El tema aquí es sencillo. Por ejemplo, Jorge Pretelt fue sacado de la Corte Constitucional por dos fincas adquiridas de forma irregular y que pertenecían a familias víctimas del conflicto armado. Segundo ejemplo, el expresidente del Senado Mauricio Lizcano estuvo en medio de un escándalo reciente por una denuncia de un programa de televisión en la cual se dejaba ver que la familia del senador había adquirido una finca de una familia desaparecida por grupos armados ilegales. Otro ejemplo es el Fondo Ganadero de Córdoba, quienes tienen múltiples procesos por adquirir tierras despojadas a campesinos por grupos paramilitares. Todo esto lo que significa es que los grandes beneficiados con el despojo de más de 6 millones de hectáreas de tierra a campesinos, no fueron grupos armados ilegales como paramilitares y guerrillas, sino empresarios y políticos, los famosos terceros. Aquellos que quieren que la justicia no los toque y que el proceso de paz no progrese.
Por otro lado, su oposición a la reforma política es simple de explicar. Básicamente se opone a las listas cerradas. Los actuales congresistas de Cambio Radical y de varios partidos en general, no ven con malos ojos las listas cerradas, ellos creen que de acuerdo a las votaciones de 2014, ese debería ser el orden de la lista en las elecciones de 2018. Sin embargo, Vargas Lleras aspira a tener una lista con grandes personalidades y por ende quiere votación preferente. De ahí que Lara esté haciendo el favorcito de bloquear la reforma política.

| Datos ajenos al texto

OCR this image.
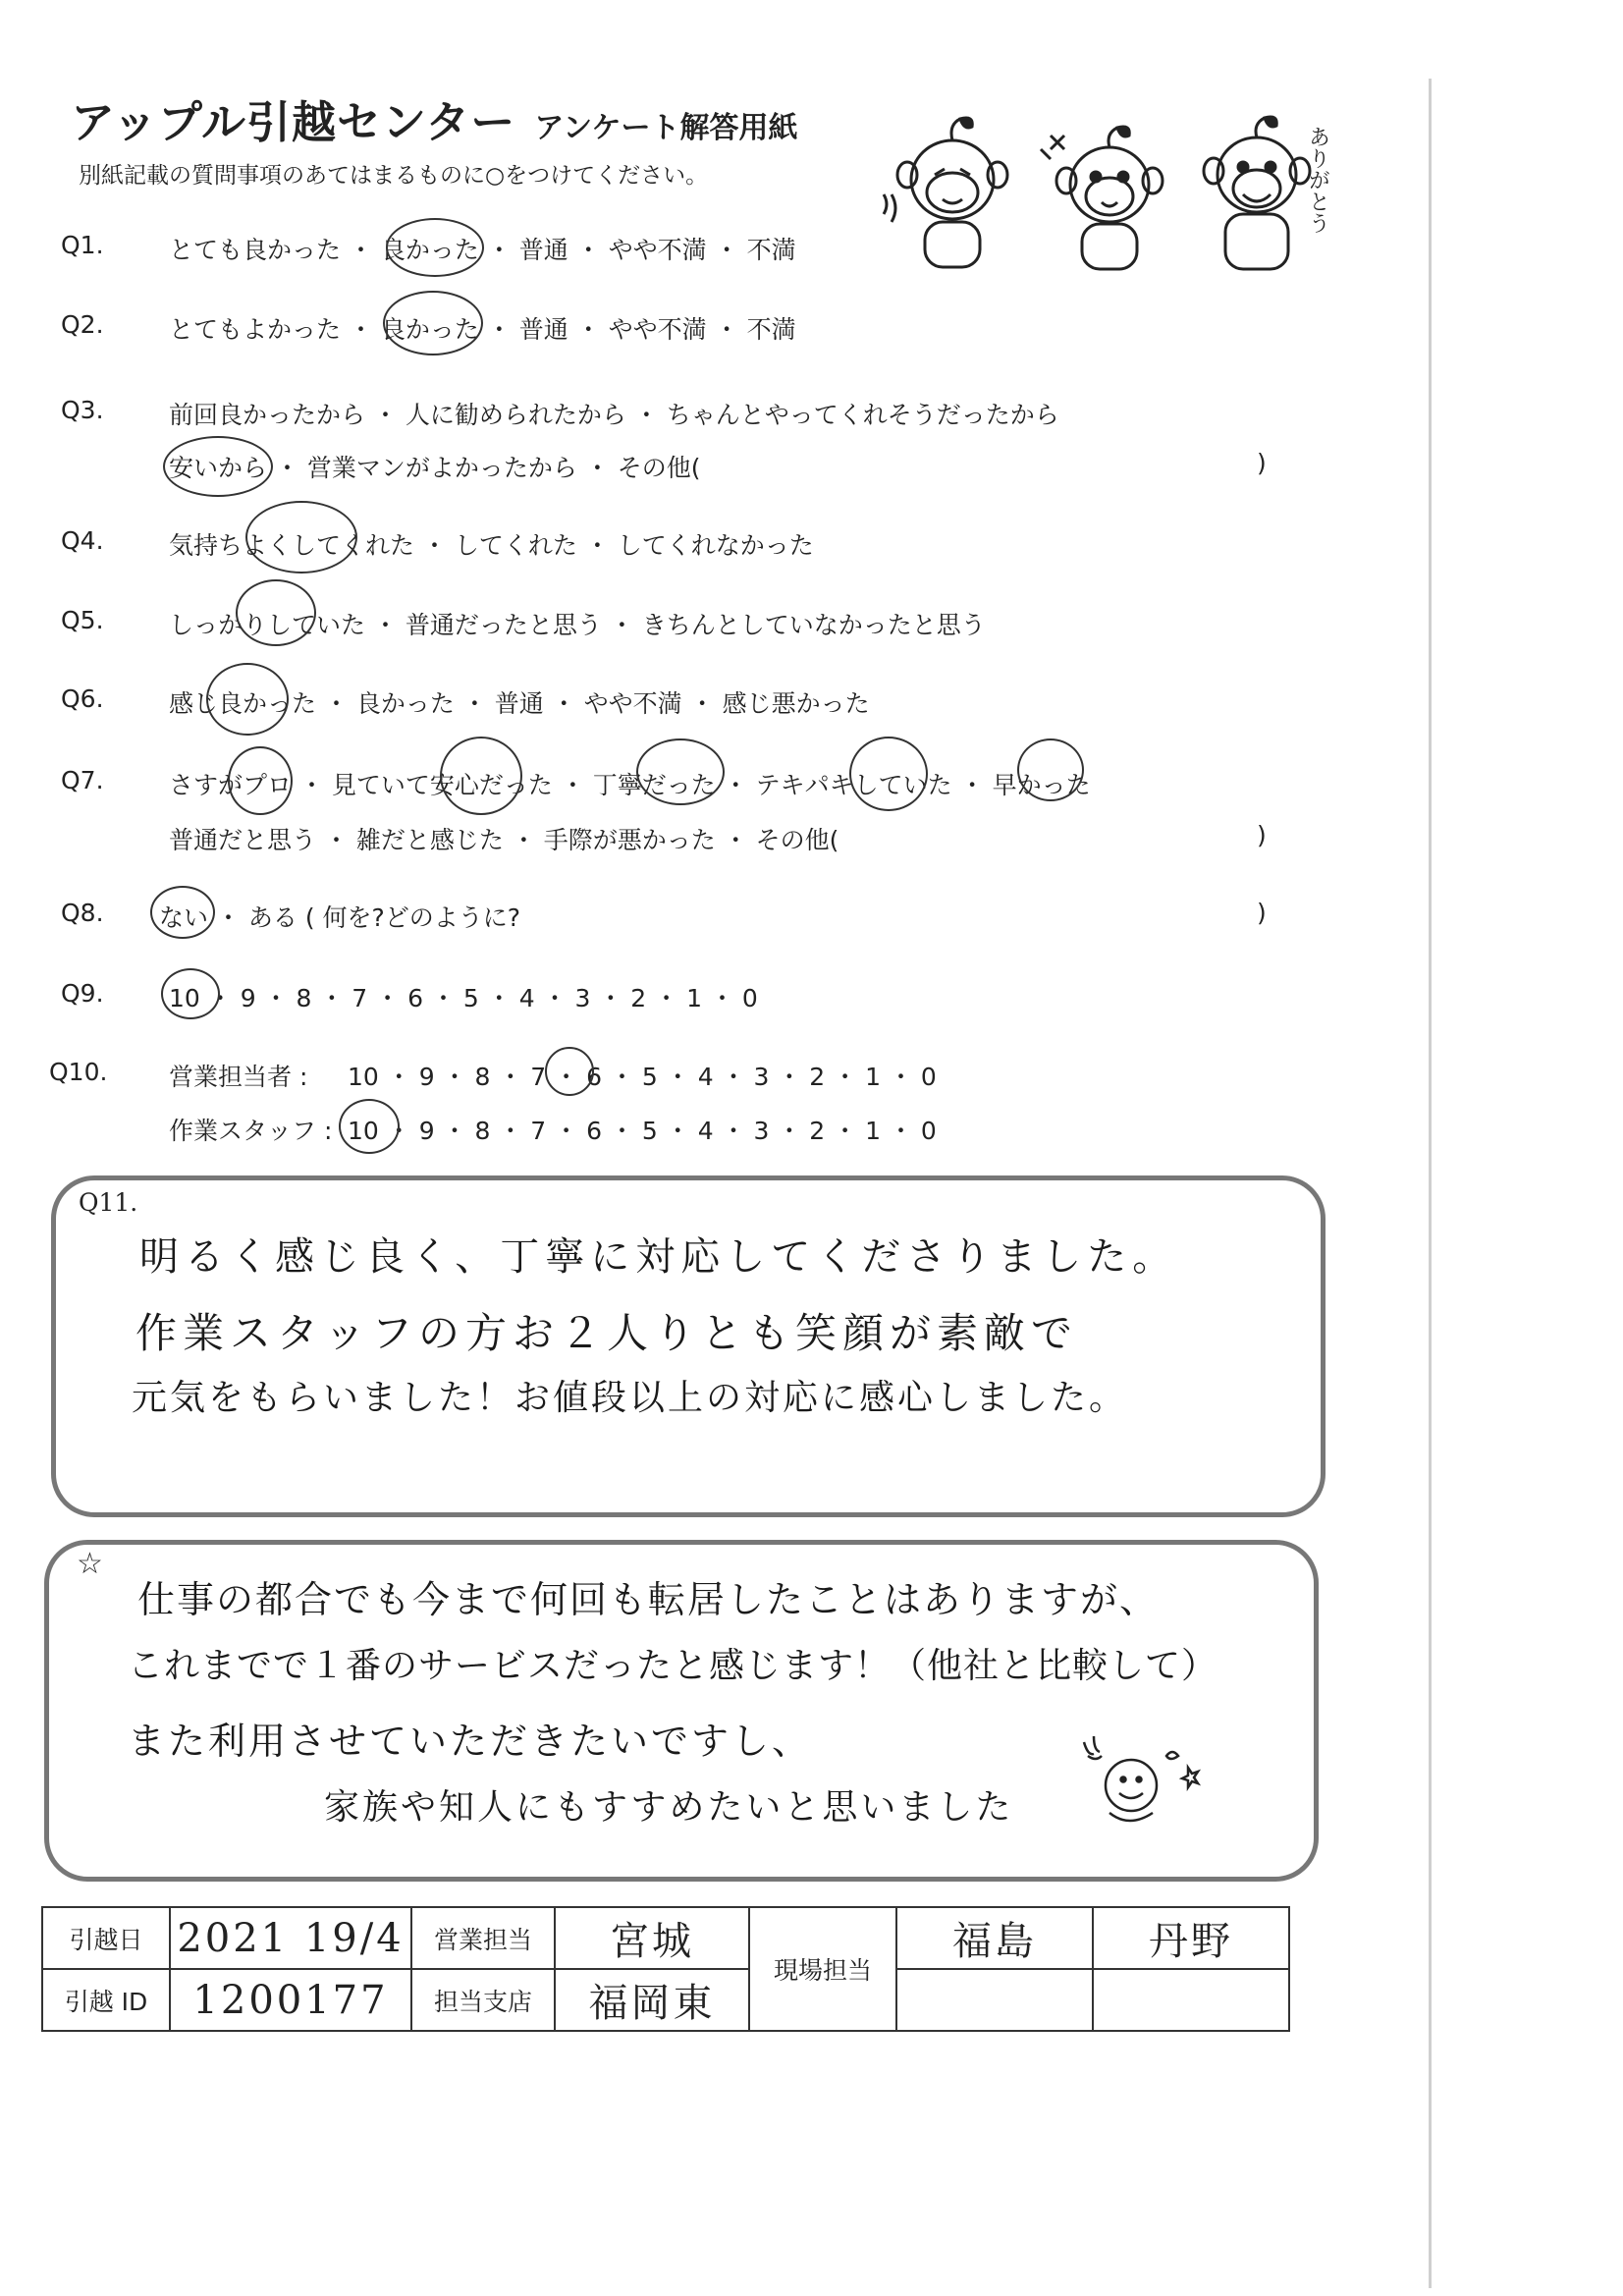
アップル引越センター アンケート解答用紙
別紙記載の質問事項のあてはまるものに○をつけてください。	ありがとう
Q1.	とても良かった ・ 良かった ・ 普通 ・ やや不満 ・ 不満
Q2.	とてもよかった ・ 良かった ・ 普通 ・ やや不満 ・ 不満
Q3.	前回良かったから ・ 人に勧められたから ・ ちゃんとやってくれそうだったから
安いから ・ 営業マンがよかったから ・ その他(	)
Q4.	気持ちよくしてくれた ・ してくれた ・ してくれなかった
Q5.	しっかりしていた ・ 普通だったと思う ・ きちんとしていなかったと思う
Q6.	感じ良かった ・ 良かった ・ 普通 ・ やや不満 ・ 感じ悪かった
Q7.	さすがプロ ・ 見ていて安心だった ・ 丁寧だった ・ テキパキしていた ・ 早かった
普通だと思う ・ 雑だと感じた ・ 手際が悪かった ・ その他(	)
Q8. ない ・ ある ( 何を?どのように?	)
Q9.	10 ・ 9 ・ 8 ・ 7 ・ 6 ・ 5 ・ 4 ・ 3 ・ 2 ・ 1 ・ 0
Q10.	営業担当者 : 10 ・ 9 ・ 8 ・ 7 ・ 6 ・ 5 ・ 4 ・ 3 ・ 2 ・ 1 ・ 0
作業スタッフ : 10 ・ 9 ・ 8 ・ 7 ・ 6 ・ 5 ・ 4 ・ 3 ・ 2 ・ 1 ・ 0
Q11.
明るく感じ良く、丁寧に対応してくださりました。
作業スタッフの方お２人りとも笑顔が素敵で
元気をもらいました！お値段以上の対応に感心しました。
☆
仕事の都合でも今まで何回も転居したことはありますが、
これまでで１番のサービスだったと感じます！（他社と比較して）
また利用させていただきたいですし、
家族や知人にもすすめたいと思いました
引越日	2021 19/4	営業担当	宮城	現場担当	福島	丹野
引越 ID	1200177	担当支店	福岡東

También Lara tuvo durante tres semanas engavetado el proyecto de acto legislativo que crea las 16 circunscripciones especiales de paz. Que son espacios transitorios, nuevos, en la Cámara de Representantes para las zonas más afectadas por la violencia y que deberían servir para mejorar la gestión política de estos territorios. Además se crean para garantizar la representación de organizaciones sociales de base y de víctimas del conflicto y no para los partidos que tendrán representación en el Congreso de la República en 2018.
Las artimañas de Lara se fundamentan en las facultades que tiene como presidente de la Cámara. Lara ha frenado en varias ocasiones el debate de las reformas engavetando los proyectos de ley durante más tiempo de lo regular, no asignando ponentes individuales, y haciendo el registro a la 1 o 2 de la tarde para las plenarias de Cámara con órdenes del día sinsentido, cuando los debates se programan a las 4 p.m.
Pero la última perla es la siguiente, el martes 4 de septiembre, para enfrentar la corrupción dentro de la Rama Judicial, se revivió el tribunal de aforados y esta vez en la reforma política. Lara pide que esta figura no vaya en la reforma política, es decir, en el fast track, sino que vaya en trámite aparte, o en un acto legislativo ordinario, lo que significa dos vueltas al Congreso, es decir, nunca se va a aprobar.
Todo un razonero o mandadero, en eso terminó Rodrigo Lara. Lo que está haciendo es amparando corruptos y criminales y robando de frente a los colombianos que queremos un país mejor.